D’autres mesures complètent ce programme en quatre points et notamment la suppression du droit du sol, “condition préalable à tout”, a affirmé Nicolas Dupont-Aignan, entendant réformer la constitution pour ce faire. Le candidat considère qu’il y a “tricheries du droit du sol (…), que la loi est détournée (…) qu’il faut arrêter les conneries et casser l’appel d’air (…) On va tous crever parce qu’une règle est détournée ?”, interroge le candidat à l’issue d’une violente diatribe. S’il est élu, les conditions d’obtention du droit du sol seront uniquement ouvertes aux enfants nés en France, qui auront fait leur service militaire obligatoire de 3 mois et qui auront un casier judiciaire vierge. Sur la question de l’immigration, Nicolas Dupont-Aignan souhaite poursuivre le dialogue avec les Comores mais de manière plus “ferme”, mettant en avant la force de frappe et de négociation de la “cinquième puissance mondiale”. “Je suis le seul candidat à avoir un plan pour l’Afrique”, se targue encore le candidat, évoquant la reforestation au Sahel, l’électrification de certaines zones d’Afrique et la création d’aides au développement via la Banque centrale européenne (BCE).

 

Défaillances de toutes parts

 

Lors de la conférence de presse, la présentation que Nicolas Dupont-Aignan a faite de ses diffé- rentes propositions a été émaillée de remarques acerbes sur ses opposants et les membres de l’actuel gouvernement.

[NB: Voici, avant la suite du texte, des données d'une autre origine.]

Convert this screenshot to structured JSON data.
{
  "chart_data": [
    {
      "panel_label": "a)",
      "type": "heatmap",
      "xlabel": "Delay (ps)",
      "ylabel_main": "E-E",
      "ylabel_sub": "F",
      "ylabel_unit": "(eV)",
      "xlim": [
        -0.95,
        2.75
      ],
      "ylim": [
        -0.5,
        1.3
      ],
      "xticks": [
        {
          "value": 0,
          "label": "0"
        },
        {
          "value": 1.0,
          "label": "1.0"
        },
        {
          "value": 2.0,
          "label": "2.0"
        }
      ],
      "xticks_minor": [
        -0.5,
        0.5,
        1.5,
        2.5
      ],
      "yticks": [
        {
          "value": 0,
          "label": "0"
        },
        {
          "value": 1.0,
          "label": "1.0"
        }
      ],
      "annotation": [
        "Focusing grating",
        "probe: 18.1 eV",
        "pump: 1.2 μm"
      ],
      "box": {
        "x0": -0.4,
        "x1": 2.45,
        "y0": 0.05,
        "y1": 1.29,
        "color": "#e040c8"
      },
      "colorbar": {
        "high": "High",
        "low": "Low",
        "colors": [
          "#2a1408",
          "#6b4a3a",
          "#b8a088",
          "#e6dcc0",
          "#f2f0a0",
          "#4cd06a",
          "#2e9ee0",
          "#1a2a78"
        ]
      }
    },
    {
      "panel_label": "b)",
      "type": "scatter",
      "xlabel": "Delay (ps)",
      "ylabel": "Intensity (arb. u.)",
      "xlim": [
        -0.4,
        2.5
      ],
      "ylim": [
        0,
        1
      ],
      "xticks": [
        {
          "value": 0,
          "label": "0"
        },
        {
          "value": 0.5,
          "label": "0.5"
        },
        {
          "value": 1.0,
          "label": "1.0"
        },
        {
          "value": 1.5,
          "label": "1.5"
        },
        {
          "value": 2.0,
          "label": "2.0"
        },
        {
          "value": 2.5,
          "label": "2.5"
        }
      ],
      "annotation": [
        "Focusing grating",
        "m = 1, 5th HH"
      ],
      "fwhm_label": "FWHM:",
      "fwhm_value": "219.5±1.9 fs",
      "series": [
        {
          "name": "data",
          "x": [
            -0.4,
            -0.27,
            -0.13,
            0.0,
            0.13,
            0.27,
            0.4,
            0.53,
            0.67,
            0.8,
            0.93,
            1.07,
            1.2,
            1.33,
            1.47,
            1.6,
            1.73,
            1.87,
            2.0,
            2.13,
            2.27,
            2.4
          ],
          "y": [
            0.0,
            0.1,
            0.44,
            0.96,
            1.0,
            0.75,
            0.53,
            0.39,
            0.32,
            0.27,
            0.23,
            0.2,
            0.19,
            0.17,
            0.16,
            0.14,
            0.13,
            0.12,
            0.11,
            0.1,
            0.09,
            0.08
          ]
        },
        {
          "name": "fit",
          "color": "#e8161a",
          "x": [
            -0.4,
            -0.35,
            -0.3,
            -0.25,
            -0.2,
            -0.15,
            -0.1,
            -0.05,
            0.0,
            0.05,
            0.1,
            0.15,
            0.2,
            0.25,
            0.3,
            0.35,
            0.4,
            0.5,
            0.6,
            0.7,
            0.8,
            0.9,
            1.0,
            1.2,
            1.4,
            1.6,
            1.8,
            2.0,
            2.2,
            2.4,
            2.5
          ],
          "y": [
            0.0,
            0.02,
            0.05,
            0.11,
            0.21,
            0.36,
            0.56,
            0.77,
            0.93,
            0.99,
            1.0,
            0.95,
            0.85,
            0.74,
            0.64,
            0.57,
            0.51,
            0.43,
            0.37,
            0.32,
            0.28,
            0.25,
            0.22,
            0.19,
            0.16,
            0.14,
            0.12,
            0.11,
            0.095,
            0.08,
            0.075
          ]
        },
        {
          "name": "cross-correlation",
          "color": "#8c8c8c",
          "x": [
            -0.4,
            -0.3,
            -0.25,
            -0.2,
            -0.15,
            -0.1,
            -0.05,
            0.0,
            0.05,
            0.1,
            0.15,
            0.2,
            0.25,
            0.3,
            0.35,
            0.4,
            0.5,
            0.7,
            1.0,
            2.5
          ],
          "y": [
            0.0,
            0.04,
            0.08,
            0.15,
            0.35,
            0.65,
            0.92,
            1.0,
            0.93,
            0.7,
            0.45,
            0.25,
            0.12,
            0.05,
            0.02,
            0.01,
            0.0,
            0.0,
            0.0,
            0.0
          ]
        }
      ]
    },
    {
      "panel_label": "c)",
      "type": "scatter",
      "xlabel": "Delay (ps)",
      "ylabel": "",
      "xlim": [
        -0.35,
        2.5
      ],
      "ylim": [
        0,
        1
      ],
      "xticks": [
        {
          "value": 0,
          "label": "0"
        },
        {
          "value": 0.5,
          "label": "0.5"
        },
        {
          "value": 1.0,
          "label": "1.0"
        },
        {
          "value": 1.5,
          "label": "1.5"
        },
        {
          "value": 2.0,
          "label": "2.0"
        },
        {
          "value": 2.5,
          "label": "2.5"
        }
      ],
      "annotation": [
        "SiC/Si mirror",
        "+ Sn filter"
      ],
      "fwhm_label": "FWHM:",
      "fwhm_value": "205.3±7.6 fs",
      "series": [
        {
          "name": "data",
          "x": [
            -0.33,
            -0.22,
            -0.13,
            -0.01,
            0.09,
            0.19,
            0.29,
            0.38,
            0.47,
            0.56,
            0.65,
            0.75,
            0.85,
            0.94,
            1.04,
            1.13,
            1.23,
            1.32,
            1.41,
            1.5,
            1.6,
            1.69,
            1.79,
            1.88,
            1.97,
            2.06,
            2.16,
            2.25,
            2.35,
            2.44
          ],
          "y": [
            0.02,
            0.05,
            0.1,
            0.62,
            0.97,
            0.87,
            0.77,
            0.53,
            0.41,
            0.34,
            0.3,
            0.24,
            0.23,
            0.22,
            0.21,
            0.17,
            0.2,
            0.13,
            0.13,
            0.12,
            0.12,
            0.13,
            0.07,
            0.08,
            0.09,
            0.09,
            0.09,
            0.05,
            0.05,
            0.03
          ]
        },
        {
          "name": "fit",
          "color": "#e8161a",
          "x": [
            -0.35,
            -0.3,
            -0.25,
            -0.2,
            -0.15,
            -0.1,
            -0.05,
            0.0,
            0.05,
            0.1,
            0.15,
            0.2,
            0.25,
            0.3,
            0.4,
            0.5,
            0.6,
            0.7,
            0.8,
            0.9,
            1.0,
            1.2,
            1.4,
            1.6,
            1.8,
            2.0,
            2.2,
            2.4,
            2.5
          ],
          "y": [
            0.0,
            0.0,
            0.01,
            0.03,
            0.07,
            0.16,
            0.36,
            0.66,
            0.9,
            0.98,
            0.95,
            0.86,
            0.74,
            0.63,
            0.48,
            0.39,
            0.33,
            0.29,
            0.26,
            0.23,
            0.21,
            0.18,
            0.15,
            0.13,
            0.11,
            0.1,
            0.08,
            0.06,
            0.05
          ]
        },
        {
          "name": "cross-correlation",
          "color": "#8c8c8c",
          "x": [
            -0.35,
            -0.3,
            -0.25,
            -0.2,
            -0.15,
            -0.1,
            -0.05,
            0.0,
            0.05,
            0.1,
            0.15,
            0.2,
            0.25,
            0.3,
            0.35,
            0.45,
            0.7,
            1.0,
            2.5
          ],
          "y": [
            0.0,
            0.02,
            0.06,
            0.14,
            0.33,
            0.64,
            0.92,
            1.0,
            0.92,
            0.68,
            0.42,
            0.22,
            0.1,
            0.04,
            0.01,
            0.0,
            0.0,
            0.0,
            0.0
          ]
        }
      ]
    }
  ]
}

Ericka Bareigts, la ministre des Outre-mer, a été la première à être égratignée. Les 500 000 euros que le ministère a débloqués d’urgence début février pour pallier les difficultés d’approvisionnement en eau des écoles du sud de l’île ont été jugés insuffisants pour le candidat de “Debout la France”. “On n’est pas capables de créer une usine de dessalement et une troisième retenue collinaire ?”, s’est-il offusqué. Deuxième sur la liste noire de Nicolas Dupont-Aignan, François Fillon, en visite à La Réunion : “Je regrette que Monsieur Fillon n’ait pas eu le courage de venir à Mayotte pour voir le bilan de ses actions en tant que Premier ministre”. Sur Marine Le Pen et le Front National, il n’est pas plus tendre : “Au-delà de la vitrine de l’extrême droite, on sait ce qu’il y a derrière…” Nicolas Dupont-Aignan a finalement quitté le territoire hier après-midi, après nous avoir confié : “Franchement, je ne comprends pas ce que j’ai vu”.